Должность, которую Штааль получил в штабе генерала Розенберга, была сама по себе не такая уж приятная. Штааль не был ни адъютантом, ни ординарцем; он выполнял преимущественно поручения по приему и перевозке пленных и раненых, а также по провиантской части. Награды шли по этой должности как по строевой, так что потом, в России, никто ничего не мог сказать. Штааль не считал себя и не был трусом. Но после первого же посещения лазаретов, которое ему пришлось сделать по обязанностям службы, он не слишком рвался в бой; стал дорожить своей не блестящей должностью, тем более что она была связана с разъездами, которые он любил. Ему нравилось всякий день ночевать на новом месте и видеть новых людей, хотя бы и не высокопоставленных и не знаменитых.
Он сожалел, однако, что состоял при Розенберге, а не при самом фельдмаршале. В ставке Суворова и должностей таких не было. Штааль пробовал перевестись в штаб главнокомандующего и даже являлся для этого к Фуксу, к которому получил рекомендательное письмо. Фукс занимал в армии странную должность. Официально он ведал реляциями и историей войны. Но втихомолку офицеры говорили, что Фукс приставлен секретной полицией для негласного наблюдения за Суворовым, по особому на то распоряжению императора Павла. Штааль явился к Фуксу отчасти и по любопытству. Он иногда, особенно выпивши, уверял товарищей, что видит людей насквозь, и ему хотелось разгадать, действительно ли Фукс полицейский шпион или это досужая сплетня. Но как он ни смотрел, и искоса, и внезапно в упор, на благообразную, важную фигуру Фукса, на которого эти взгляды не произвели никакого впечатления, Штааль ничего не разгадал: может быть, Фукс был шпион, а может быть, и не шпион. Штааль, впрочем, как и большинство молодых офицеров, склонялся к мысли, что Фукс — шпион: секретное полицейское наблюдение над полководцем, перед которым с каждым днем все более благоговела армия, очень отвечало и чувству таинственного, и потребности негодования, сильной в молодых людях. Никакой пользы от посещения Штааль не получил, Фукс отпустил его после непродолжительного разговора, посоветовав служить хорошо и вести себя достойно. Не сказал даже, что будет иметь его в виду, хоть эта обычная формула не могла ничего ему стоить.

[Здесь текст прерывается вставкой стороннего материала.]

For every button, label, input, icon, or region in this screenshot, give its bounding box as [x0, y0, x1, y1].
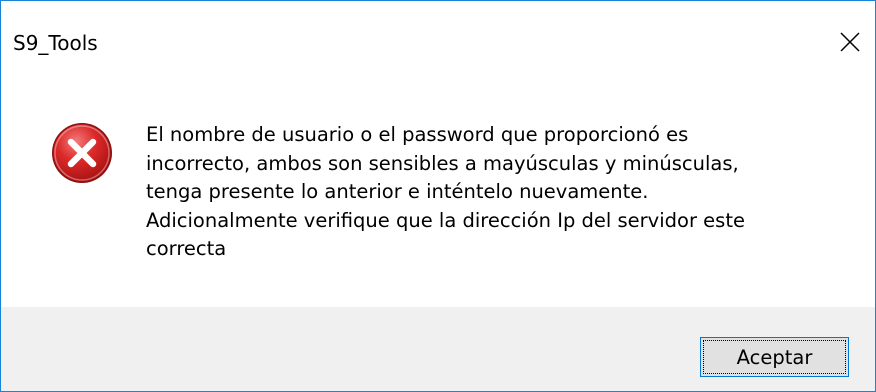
button-bar: Aceptar	[1, 307, 875, 391]
error-icon	[52, 123, 112, 183]
message-area: El nombre de usuario o el password que p…	[1, 87, 875, 307]
error-dialog: S9_Tools El nombre de usuario o el passw…	[0, 0, 876, 392]
error-message: El nombre de usuario o el password que p…	[146, 123, 745, 260]
close-icon	[840, 32, 860, 52]
window-title: S9_Tools	[13, 31, 98, 55]
ok-button[interactable]: Aceptar	[700, 337, 849, 377]
title-bar[interactable]: S9_Tools	[1, 1, 875, 87]
ok-button-label: Aceptar	[703, 340, 846, 374]
close-button[interactable]	[827, 19, 873, 65]
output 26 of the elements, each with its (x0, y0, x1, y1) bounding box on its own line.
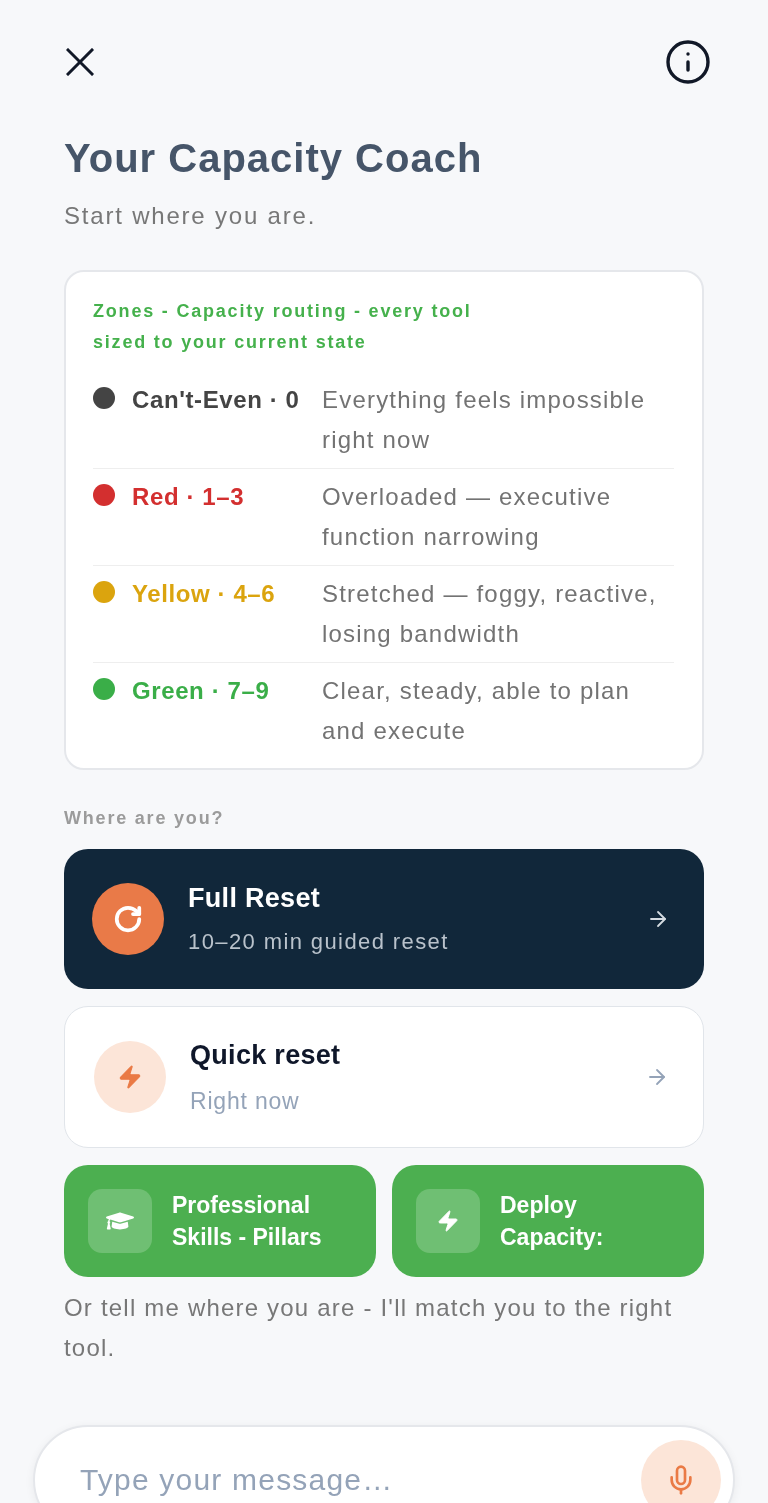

В союзной армии, вскоре после зачисления Штааля в штаб генерала Розенберга, начались приготовления к решительному сражению с французами, Штааль рассчитывал принять участие в этом сражении. Но накануне того дня, в какой Суворов предполагал дать битву, Штааль получил от генерала Розенберга предписание отправиться в тыл по делу, касавшемуся доставки раненых и пленных: сражение должно было быть очень кровопролитным. Хотя он я не рвался больше в бой, предписание это его огорчило: нельзя было не участвовать в самом важном из сражений, в которых Суворов покрывал славой себя и союзную армию. Одного неаполитанского похода для приобретения опыта и воинской славы казалось Штаалю недостаточным, А он все еще хотел приобрести и опыт, и славу; именно поэтому он и берег свою жизнь. «Глупо было бы рисковать жизнью в чине поручика. Убьют, никто и не заметит. Потом, на командном посту, разумеется, будет другое дело. Там и погибнуть нежалко. Или нет, жалко — да все другое дело», — думал он. Товарищи Штааля иронически говорили, что он и на этот раз устроил себе безопасное поручение как раз накануне боя, где, но всем вероятиям, должна была погибнуть четверть или даже треть армии, «Молодец мальчик, ловко карьер делает», — говорили недоброжелатели Штааля — и этим свидетельствовали, что не имеют житейского опыта: настоящие карьеристы устраивали свои дела гораздо лучше и притом так, что их никто не ругал карьеристами.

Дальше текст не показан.